You are assuming that i) the bond market is driven only by inflation expectations, and ii) the market's expectation is always correct.
Point i) is wrong for the following reasons:
1) the bond market is driven also by huge (several hundred billion per year) central bank purchases by BoJ and China, for currency intervention purposes. These have nothing to do with their expectations for US inflation.
2) the bond market is also influenced by huge dynamic hedging from mortgage financing institutions such as Fannie Mae. Again, these have little if anything to do with inflation expectations.
Point ii) is clearly wrong. A quick look at history shows that markets are at times completely and utterly wrong about the future, pricing in the exact opposite of what actually happens. Look at the US bond market from the late 50s until around 1980 - it was wrong for over 2 decades. Then when Volcker started a clear path to break the back of inflation, the bond market didn't believe it and was wrong for another few years, most notably in 1984, where it was anticipating double digit inflation for the next 30 years - one of the worst financial predictions in human history.
Markets are most likely to be completely and utterly wrong towards the end of multi-year secular market trends - Nikkei 1990, Nasdaq 2000, dollar 1985/95/2001, commodities 1980/2000. The classic sign is when the fundamentals point to a major secular reversal, yet the market ignores this and stages a final blowoff which catches out all the early birds and pulls in the last suckers at the highs.

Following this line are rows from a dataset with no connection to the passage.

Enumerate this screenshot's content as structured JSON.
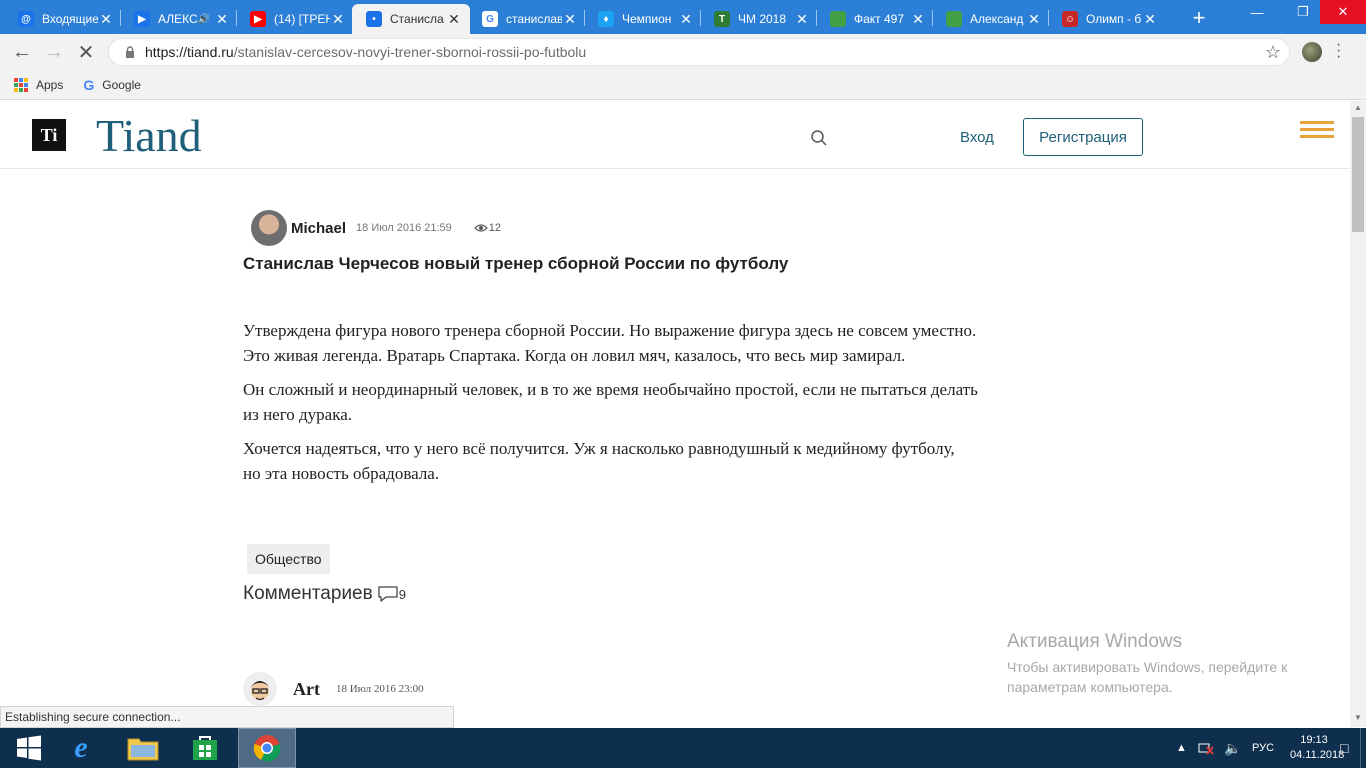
{
  "browser": {
    "tabs": [
      {
        "title": "Входящие",
        "color": "#1a73e8",
        "glyph": "@"
      },
      {
        "title": "АЛЕКС",
        "color": "#1a73e8",
        "glyph": "▶",
        "audio": "🔊"
      },
      {
        "title": "(14) [ТРЕН",
        "color": "#ff0000",
        "glyph": "▶"
      },
      {
        "title": "Станисла",
        "color": "#1a73e8",
        "glyph": "•",
        "active": true
      },
      {
        "title": "станислав",
        "color": "#ffffff",
        "glyph": "G"
      },
      {
        "title": "Чемпион",
        "color": "#1da1f2",
        "glyph": "♦"
      },
      {
        "title": "ЧМ 2018",
        "color": "#2e7d32",
        "glyph": "T"
      },
      {
        "title": "Факт 497",
        "color": "#43a047",
        "glyph": ""
      },
      {
        "title": "Александ",
        "color": "#43a047",
        "glyph": ""
      },
      {
        "title": "Олимп - б",
        "color": "#c62828",
        "glyph": "☺"
      }
    ],
    "tab_close": "✕",
    "new_tab": "+",
    "url_host": "https://tiand.ru",
    "url_path": "/stanislav-cercesov-novyi-trener-sbornoi-rossii-po-futbolu",
    "bookmarks": [
      {
        "label": "Apps"
      },
      {
        "label": "Google"
      }
    ],
    "status": "Establishing secure connection..."
  },
  "site": {
    "logo_mark": "Ti",
    "logo_text": "Tiand",
    "login": "Вход",
    "register": "Регистрация",
    "accent": "#e8a23b",
    "brand": "#1f5f7a"
  },
  "article": {
    "author": "Michael",
    "date": "18 Июл 2016 21:59",
    "views": "12",
    "title": "Станислав Черчесов новый тренер сборной России по футболу",
    "paragraphs": [
      [
        "Утверждена фигура нового тренера сборной России. Но выражение фигура здесь не совсем уместно.",
        "Это живая легенда. Вратарь Спартака. Когда он ловил мяч, казалось, что весь мир замирал."
      ],
      [
        "Он сложный и неординарный человек, и в то же время необычайно простой, если не пытаться делать",
        "из него дурака."
      ],
      [
        "Хочется надеяться, что у него всё получится. Уж я насколько равнодушный к медийному футболу,",
        "но эта новость обрадовала."
      ]
    ],
    "tag": "Общество",
    "comments_label": "Комментариев",
    "comments_count": "9"
  },
  "comment": {
    "author": "Art",
    "date": "18 Июл 2016 23:00"
  },
  "windows": {
    "activation_title": "Активация Windows",
    "activation_text_1": "Чтобы активировать Windows, перейдите к",
    "activation_text_2": "параметрам компьютера.",
    "lang": "РУС",
    "time": "19:13",
    "date": "04.11.2018"
  }
}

Note that in the 70s, commodities led bond yields in recognising inflation/stagflation. In the early 80s, commodities turned down years before bonds finally recognised that inflation was dead. Commodities crashed before the 1930s Great Depression really kicked in - whereas bond yields didn't hit lows until 1941. Likewise, in the early 00s, commodities are once again leading bonds by years. Commodities as a group are a relatively "clean" market, driven by pure supply demand and with relatively little government intervention. Bonds are a massively distorted market, driven largely by central bank policy. In the US's case, the bond market is also driven by foreign central banks of Japan, China, and Europe. Thus it should be clear that commodities are a far earlier warning signal on inflation and deflation than the bond market. Anyone relying on the latter over the former is going against 90 years of financial market history.